In respect of requesting information exercising the right to access, we inform you that, based on Article 15 paragraph (3) and (4) of the GDPR, we are not able to provide you with a copy of data processed exclusively on paper, if the personal data of other persons are also included in such document, since the disclosure of such data to third parties prejudices the data protection and individual rights of the given person. 

 

11. How do we ensure the safety of your data?

 

The Service Provider put in place and implemented the following information security measures in order to protect the data:

 

The personal data are stored on the servers we rent and on the hard discs of the computers of the Service Provider, to which only a limited group of persons and employees have access based on strict rules of authorization management.

Access to the data and documents stored in the document management system is only possible with a password and with appropriate authorization.

 

The use of our local computers require the use of passwords. Our servers are placed in a guarded server room, where the protection against water, fire and unlawful entry is assured. We test and inspect our information technology systems from time to time, repeatedly and regularly in order to create and maintain data security and IT security.

 

Regular and continuous protection against malicious software is ensured for all systems and system elements of the Service Provider. During the course of planning and operating programs, applications and tools, we consider the security functions as priority and deal with them separately. We arrange for the protection of the data regarding the security of the information system (e.g. passwords, authorizations, logs) when allocating the access authorizations.

 

A backup is created about the data every day.  Only a very limited group of authorized persons may access the backups.

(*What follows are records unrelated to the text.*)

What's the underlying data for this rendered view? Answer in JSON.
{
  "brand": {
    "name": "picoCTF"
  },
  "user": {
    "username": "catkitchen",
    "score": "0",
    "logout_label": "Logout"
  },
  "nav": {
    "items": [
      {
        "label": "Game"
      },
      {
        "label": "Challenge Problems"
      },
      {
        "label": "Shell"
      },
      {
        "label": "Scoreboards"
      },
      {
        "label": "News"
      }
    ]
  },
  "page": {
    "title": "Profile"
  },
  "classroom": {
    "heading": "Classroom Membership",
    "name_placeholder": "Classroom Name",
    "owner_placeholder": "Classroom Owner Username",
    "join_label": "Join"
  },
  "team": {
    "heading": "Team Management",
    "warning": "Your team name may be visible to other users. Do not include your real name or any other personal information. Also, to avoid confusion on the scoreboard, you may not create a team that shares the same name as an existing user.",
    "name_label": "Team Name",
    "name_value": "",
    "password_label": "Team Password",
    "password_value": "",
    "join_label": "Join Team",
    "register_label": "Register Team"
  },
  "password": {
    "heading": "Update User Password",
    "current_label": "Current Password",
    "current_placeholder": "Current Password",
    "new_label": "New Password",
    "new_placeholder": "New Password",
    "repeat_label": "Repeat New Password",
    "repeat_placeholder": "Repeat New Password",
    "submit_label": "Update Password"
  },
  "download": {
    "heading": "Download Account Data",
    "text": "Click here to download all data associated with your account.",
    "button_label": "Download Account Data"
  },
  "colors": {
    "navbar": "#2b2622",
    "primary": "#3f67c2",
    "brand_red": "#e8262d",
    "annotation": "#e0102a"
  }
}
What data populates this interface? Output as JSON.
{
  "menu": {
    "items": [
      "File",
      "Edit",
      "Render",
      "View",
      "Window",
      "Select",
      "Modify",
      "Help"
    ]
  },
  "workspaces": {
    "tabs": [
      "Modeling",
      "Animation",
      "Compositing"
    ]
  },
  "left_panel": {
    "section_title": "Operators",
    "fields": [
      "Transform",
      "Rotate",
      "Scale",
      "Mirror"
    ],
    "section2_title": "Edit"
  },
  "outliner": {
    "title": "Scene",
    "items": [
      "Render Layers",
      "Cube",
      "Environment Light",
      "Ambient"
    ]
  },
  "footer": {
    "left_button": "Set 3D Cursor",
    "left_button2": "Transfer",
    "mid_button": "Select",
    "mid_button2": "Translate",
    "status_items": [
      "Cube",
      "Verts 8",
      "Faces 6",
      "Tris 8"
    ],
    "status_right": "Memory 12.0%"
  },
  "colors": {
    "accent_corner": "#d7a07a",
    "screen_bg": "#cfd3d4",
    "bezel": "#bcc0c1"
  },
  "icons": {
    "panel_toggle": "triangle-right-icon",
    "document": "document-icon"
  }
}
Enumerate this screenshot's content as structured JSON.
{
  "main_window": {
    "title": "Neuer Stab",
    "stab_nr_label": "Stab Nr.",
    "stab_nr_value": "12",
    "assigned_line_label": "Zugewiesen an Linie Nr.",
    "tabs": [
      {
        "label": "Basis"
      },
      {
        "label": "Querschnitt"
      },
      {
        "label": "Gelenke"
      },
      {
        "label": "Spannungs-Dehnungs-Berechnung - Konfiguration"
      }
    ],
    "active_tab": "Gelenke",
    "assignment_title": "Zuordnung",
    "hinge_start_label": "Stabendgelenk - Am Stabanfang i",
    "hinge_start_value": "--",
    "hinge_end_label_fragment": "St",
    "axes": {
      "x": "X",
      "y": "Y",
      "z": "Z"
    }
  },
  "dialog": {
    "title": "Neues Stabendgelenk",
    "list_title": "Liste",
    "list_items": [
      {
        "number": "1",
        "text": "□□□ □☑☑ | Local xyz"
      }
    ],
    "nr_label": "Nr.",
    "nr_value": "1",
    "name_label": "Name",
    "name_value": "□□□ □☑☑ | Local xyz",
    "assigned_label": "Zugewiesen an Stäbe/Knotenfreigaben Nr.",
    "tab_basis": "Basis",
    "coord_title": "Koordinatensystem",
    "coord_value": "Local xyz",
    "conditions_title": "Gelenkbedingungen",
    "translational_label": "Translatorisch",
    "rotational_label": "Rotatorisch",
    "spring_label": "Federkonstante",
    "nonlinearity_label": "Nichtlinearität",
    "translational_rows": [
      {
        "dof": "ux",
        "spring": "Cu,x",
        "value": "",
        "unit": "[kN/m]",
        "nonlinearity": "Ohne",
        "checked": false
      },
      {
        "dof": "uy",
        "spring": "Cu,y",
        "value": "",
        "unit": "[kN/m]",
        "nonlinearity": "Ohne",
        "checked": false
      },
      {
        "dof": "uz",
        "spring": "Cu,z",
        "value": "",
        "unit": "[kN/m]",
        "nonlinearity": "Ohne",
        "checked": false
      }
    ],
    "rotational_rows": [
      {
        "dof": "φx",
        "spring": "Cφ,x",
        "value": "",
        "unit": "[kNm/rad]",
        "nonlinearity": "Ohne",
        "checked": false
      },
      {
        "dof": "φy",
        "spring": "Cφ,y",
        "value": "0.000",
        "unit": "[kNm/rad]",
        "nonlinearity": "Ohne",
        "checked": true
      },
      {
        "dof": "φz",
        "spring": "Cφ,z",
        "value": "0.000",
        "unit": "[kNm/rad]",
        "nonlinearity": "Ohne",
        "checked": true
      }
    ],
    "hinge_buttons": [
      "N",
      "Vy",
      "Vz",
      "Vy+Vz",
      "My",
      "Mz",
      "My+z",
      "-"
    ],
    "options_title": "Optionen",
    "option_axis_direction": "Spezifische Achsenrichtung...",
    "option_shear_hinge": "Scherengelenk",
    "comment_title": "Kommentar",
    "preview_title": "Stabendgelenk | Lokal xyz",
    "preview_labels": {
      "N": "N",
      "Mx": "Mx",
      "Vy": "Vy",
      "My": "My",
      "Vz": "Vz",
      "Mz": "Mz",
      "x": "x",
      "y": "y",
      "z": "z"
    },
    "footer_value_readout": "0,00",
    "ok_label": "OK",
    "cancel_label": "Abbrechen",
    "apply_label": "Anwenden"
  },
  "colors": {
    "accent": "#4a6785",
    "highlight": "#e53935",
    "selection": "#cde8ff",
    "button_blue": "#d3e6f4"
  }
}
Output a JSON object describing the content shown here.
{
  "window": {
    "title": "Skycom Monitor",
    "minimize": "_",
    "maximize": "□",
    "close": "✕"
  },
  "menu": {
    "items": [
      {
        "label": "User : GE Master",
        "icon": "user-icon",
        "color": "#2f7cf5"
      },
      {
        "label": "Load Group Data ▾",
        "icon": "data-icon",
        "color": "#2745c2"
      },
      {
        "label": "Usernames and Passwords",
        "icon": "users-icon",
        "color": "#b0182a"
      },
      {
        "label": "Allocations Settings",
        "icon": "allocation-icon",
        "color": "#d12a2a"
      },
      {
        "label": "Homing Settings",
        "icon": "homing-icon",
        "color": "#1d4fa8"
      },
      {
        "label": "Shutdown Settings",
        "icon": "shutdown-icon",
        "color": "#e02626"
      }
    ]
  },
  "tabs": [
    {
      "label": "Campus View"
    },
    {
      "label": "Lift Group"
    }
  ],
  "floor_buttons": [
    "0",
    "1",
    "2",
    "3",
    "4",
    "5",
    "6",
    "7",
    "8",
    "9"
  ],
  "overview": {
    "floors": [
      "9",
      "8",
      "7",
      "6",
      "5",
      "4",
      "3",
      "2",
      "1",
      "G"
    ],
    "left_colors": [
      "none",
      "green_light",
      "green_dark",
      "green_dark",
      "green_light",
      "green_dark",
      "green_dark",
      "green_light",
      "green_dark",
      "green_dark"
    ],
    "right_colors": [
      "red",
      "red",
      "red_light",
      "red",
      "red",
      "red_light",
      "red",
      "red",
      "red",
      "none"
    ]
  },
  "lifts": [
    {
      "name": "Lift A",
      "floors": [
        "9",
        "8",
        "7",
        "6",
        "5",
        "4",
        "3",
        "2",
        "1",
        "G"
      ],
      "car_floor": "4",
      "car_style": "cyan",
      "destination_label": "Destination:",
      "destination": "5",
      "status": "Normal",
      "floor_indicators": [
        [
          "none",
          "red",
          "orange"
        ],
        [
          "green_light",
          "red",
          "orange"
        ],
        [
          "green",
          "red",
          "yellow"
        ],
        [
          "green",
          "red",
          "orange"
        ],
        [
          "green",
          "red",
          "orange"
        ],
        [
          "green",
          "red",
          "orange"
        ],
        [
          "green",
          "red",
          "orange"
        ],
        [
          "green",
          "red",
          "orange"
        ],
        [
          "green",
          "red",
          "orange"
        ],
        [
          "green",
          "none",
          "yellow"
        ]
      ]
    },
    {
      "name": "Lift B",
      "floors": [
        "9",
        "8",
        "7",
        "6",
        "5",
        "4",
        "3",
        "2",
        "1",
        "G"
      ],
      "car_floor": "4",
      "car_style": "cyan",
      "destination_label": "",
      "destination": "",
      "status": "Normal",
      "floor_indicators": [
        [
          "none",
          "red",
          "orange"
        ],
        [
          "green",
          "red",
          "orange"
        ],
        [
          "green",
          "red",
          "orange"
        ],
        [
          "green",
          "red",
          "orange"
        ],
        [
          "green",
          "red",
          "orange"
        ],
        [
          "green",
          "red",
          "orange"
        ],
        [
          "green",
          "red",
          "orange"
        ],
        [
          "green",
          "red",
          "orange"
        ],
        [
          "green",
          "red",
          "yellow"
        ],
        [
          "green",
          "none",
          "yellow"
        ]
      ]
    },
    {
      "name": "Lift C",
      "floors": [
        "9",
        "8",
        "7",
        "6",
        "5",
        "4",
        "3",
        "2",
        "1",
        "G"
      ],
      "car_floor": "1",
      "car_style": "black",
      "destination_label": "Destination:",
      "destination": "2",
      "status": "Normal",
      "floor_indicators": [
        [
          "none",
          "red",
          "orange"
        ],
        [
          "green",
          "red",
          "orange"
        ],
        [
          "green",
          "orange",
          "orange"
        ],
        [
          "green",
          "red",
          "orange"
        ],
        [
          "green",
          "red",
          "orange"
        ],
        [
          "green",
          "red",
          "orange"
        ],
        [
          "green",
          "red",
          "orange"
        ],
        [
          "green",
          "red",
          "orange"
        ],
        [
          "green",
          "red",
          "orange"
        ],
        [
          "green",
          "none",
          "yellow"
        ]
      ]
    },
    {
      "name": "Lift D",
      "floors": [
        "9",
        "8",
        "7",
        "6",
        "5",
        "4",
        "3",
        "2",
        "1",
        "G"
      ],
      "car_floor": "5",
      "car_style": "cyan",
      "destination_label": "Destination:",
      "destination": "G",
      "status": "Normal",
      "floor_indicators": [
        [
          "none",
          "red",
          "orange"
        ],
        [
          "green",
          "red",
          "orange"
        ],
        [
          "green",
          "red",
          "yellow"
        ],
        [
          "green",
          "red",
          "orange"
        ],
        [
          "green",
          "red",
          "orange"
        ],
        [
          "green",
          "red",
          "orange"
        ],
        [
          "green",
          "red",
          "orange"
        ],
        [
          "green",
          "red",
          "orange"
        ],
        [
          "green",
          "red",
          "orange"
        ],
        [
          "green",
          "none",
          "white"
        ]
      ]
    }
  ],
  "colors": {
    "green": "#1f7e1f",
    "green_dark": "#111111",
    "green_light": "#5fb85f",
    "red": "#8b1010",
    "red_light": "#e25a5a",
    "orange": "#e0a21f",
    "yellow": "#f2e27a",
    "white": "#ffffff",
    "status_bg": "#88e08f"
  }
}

In respect of the messages, files sent electronically, we ensure the integrity of the data both for (communication) controller data and for user data in order to comply with the requirement of secure data exchange. We also comply with the data security requirements, which we determined in the document management rules, during document management.  In order to create physical data security, we ensure the appropriate protection of our doors and windows and apply strict visiting and access rules regarding our visitors. The premises provide adequate security against unlawful or forcible entry as well as against fire and natural disasters. Furthermore, the storage of data carriers used for data transfer, saving and archiving is only permissible in a reliably locked place.

 

12. What do we do if a data breach occurs at us?

 

In accordance with the relevant laws, we report the data breach to the supervisory authority within 72 hours of becoming aware of it, and we keep record of personal data breaches. In case it is required by law, we also inform thereof the users concerned and we proceed in compliance with our incident management policy.

 

13. When and how do we modify this privacy policy?

 

If the scope of the processed data or other circumstance of data processing changes, this privacy policy will be modified and published on the website in accordance with the GDPR within 30 days.